Si les physiologistes avaient considéré les émotions dans leurs élémens psychologiques, ils se seraient mieux rendu compte de leurs manifestations ; ils n’auraient pas abouti parfois à une confusion inextricable. M. Warner en est un exemple : il exclut systématiquement « toute considération subjective et psychologique; » par cela même, il se prive de fil conducteur dans le labyrinthe des mouvemens expressifs. Est-ce que l’expression, encore une fois, ne suppose pas par définition même un rapport avec le mental ? Il faut donc partir des phénomènes mentaux élémentaires. Or, dans toute passion, il y a d’abord un élément intellectuel, — perception ou idée, — puis un élément sensible, — plaisir et douleur, — Enfin un élément volitif, — Désir et aversion. D’ailleurs, il n’y a pas un seul changement mental qui ne soit, à divers degrés, sensation, émotion et volition, pas plus qu’il n’y a de mouvement possible dans l’organisme qui ne soit afférent par son point d’entrée, central par son point d’arrivée et afférent par son point de sortie. Il faut donc, pour rendre compte d’un mouvement expressif, chercher: 1° l’état sensitif et intellectuel qu’il exprime ; 2° l’état affectif; 3° l’attitude correspondante de la volonté.

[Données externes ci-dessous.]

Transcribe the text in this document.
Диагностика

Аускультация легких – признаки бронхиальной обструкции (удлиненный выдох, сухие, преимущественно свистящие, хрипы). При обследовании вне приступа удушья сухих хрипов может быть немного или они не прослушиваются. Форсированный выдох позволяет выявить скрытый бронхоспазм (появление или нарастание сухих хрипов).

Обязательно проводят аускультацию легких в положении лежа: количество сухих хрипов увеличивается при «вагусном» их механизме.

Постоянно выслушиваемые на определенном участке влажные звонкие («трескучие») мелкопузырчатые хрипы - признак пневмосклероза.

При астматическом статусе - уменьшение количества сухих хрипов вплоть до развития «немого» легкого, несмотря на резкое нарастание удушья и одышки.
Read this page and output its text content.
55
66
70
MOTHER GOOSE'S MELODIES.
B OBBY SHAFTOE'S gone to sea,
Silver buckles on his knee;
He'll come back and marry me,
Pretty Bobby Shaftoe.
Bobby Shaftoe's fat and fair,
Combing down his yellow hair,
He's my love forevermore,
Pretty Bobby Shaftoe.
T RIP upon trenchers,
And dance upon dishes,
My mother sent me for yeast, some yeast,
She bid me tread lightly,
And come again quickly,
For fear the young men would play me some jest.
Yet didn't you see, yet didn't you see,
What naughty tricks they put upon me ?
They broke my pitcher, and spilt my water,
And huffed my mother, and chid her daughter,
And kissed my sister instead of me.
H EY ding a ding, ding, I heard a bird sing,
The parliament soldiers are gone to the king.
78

C’est en effet ce que l’expérience confirme. Il y a en premier lieu, dans toute passion, des mouvemens qui expriment l’effet intellectuel produit sur les organes des sens et sur les centres cérébraux de perception ou de représentation. La bouche, organe du goût, le nez, organe de l’odorat, les mains et la surface du corps, organes du toucher, les oreilles, les yeux, prennent toujours une part directe ou indirecte à l’expression de tout sentiment. Le travail intellectuel de perception, ou celui de simple représentation, s’exprime aussi toujours par l’afflux du sang à la tête, par les signes de l’effort d’attention.